The Alliance of Democracies, headquartered in Copenhagen, was sanctioned by Beijing earlier this year, but that has not stopped it from carrying out its self-proclaimed mission of acting as a “megaphone for democracy.”
The organization, led by former NATO Secretary General Anders Fogh Rasmussen, concluded a Democracy Summit this week, and called on democratic nations to establish collective defense in the economic domain, as trade is increasingly being weaponized by Beijing.
Global security continues to require hard power capabilities, “but security is now also a question of soft power capabilities, cyber, energy security, supply chain security, resilience to disinformation campaigns and much more,” Rasmussen told VOA in a written interview from Copenhagen. “In my view, we are seeing an increasing trend of our own freedoms weaponized.”
While noting “social media platforms that have facilitated democratic discourse have been turned into tools to spread disinformation by Russian bots,” Rasmussen expressed concern that “our open economies have made us susceptible to massive Chinese strategic investment that has then been leveraged to serve China’s campaign of economic coercion.”
“If economic coercion is being weaponized, then the free world must find ways to counter it,” he continued.
Rasmussen served as NATO secretary general from 2009 until 2014 and was a two-term Danish prime minister prior to that.
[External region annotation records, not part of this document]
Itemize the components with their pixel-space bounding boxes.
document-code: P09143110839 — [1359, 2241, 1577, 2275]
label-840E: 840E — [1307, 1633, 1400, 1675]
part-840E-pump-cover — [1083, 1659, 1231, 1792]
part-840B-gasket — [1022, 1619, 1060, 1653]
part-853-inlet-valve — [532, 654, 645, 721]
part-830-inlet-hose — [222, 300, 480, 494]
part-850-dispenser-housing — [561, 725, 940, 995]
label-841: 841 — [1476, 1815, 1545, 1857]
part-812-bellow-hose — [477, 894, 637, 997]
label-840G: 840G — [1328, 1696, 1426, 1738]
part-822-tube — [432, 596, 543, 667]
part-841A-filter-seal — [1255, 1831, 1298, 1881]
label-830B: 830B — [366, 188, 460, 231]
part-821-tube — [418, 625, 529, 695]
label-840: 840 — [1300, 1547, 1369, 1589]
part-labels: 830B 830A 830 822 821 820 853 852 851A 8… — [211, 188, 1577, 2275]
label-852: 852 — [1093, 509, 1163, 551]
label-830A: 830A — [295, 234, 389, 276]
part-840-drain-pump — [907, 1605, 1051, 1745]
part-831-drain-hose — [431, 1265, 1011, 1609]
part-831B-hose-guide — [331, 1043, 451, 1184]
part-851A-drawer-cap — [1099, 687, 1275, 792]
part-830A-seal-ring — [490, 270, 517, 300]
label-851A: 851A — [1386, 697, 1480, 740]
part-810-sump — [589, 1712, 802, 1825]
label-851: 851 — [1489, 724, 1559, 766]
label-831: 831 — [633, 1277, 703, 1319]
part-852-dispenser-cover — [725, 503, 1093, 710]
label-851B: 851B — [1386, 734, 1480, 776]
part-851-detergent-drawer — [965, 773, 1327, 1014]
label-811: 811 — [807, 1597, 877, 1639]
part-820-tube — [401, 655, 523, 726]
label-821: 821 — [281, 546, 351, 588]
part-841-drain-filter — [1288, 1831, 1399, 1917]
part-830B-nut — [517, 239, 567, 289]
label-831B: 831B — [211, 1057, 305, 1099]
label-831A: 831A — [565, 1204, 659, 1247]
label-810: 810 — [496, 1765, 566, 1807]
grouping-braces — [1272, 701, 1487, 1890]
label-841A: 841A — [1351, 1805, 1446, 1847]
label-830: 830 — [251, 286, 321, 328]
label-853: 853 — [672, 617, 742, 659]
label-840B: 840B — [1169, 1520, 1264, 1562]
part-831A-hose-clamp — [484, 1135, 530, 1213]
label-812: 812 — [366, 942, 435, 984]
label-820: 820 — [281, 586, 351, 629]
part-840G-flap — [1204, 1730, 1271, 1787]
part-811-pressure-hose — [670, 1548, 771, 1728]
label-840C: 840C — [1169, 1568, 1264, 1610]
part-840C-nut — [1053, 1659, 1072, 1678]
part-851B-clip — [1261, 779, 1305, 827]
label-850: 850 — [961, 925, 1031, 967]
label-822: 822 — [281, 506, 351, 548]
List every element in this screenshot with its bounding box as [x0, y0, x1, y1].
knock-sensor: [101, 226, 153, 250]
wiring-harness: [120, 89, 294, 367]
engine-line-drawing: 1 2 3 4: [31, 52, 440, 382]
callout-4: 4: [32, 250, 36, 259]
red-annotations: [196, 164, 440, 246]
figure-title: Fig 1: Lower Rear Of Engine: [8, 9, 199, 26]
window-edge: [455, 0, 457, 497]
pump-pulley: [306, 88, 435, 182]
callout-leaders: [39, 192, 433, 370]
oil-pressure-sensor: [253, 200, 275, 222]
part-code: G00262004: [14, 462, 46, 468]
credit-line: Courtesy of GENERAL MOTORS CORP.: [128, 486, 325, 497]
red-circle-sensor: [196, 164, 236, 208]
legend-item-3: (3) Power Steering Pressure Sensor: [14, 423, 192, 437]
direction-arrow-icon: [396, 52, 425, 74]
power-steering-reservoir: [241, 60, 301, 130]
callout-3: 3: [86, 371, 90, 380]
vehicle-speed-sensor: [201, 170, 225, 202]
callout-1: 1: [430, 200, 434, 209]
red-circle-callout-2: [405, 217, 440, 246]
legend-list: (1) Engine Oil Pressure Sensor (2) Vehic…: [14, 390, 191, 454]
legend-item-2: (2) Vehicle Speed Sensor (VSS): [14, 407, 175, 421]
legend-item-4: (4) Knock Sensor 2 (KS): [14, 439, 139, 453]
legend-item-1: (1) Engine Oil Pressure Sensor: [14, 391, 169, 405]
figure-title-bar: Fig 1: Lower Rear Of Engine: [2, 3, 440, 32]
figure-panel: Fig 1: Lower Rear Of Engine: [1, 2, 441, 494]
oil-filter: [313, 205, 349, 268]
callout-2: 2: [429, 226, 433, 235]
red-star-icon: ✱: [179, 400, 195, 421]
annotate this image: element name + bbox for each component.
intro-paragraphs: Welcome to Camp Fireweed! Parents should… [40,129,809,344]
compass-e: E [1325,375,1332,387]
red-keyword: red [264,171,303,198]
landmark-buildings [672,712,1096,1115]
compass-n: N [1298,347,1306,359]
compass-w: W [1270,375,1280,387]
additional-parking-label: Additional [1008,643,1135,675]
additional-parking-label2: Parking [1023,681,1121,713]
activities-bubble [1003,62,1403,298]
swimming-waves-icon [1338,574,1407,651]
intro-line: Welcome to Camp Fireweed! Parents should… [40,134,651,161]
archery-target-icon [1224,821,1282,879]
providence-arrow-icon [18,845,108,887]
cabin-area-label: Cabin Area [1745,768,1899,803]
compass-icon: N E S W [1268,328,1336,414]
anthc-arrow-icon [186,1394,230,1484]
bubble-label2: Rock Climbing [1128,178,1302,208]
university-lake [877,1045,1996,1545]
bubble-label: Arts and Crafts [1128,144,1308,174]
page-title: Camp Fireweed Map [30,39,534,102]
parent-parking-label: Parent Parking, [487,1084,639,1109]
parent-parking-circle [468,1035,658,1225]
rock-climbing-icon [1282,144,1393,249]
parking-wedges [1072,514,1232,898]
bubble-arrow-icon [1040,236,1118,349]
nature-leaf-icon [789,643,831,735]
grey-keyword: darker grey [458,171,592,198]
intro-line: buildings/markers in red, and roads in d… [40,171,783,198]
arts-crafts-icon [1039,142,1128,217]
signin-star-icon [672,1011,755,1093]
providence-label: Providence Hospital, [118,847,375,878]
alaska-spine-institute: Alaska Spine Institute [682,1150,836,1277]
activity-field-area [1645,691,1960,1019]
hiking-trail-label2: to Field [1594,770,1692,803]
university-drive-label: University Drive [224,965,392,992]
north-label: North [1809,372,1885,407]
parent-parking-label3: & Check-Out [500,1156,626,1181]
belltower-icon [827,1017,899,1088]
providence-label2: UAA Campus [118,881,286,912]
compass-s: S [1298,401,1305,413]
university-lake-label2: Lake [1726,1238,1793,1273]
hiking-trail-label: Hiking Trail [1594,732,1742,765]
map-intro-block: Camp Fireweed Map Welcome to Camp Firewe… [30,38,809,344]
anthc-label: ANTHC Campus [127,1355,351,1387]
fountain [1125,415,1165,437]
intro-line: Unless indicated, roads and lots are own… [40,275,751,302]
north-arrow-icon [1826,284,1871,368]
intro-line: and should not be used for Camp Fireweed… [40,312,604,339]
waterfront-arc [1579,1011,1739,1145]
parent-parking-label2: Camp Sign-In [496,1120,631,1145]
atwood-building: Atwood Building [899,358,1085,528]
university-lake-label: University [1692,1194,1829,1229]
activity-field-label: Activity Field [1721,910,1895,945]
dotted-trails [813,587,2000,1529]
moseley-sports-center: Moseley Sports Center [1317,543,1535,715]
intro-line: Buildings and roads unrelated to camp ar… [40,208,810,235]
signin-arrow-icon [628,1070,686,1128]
He explained the rationale behind founding the Alliance of Democracies in 2017 as “united we stand, divided we fall.” In this spirit, his organization is urging like-minded individuals and governments to co-sign the Copenhagen Charter.
The Charter calls on democratic nations to form an alliance and enact an “economic Article 5” similar to the clause in the North Atlantic Treaty Organization that has often been summed up as “an attack on one is an attack on all” and therefore calls for response from all.
Rasmussen pointed to China’s punitive measures against Australia for the latter’s refusal to cave to Beijing’s demands as a case in point, while adding “many other democracies have been threatened with economic consequences by China for standing up for our values.” He urged nations to look beyond immediate interests and take a principled stand: “Short-term interests will lead us to become silent and complicit in these human rights abuses. That is what China wants, but we must maintain our own autonomy.”
On Thursday in Washington, U.S. Secretary of State Antony Blinken assured visiting Australian Foreign Minister Marise Payne that “the United States will not leave Australia alone on the field, or maybe I should say alone on the pitch, in the face of economic coercion by China.”
To what extent and in what way the United States will defend its longtime ally in its battle against Beijing, was not immediately made clear.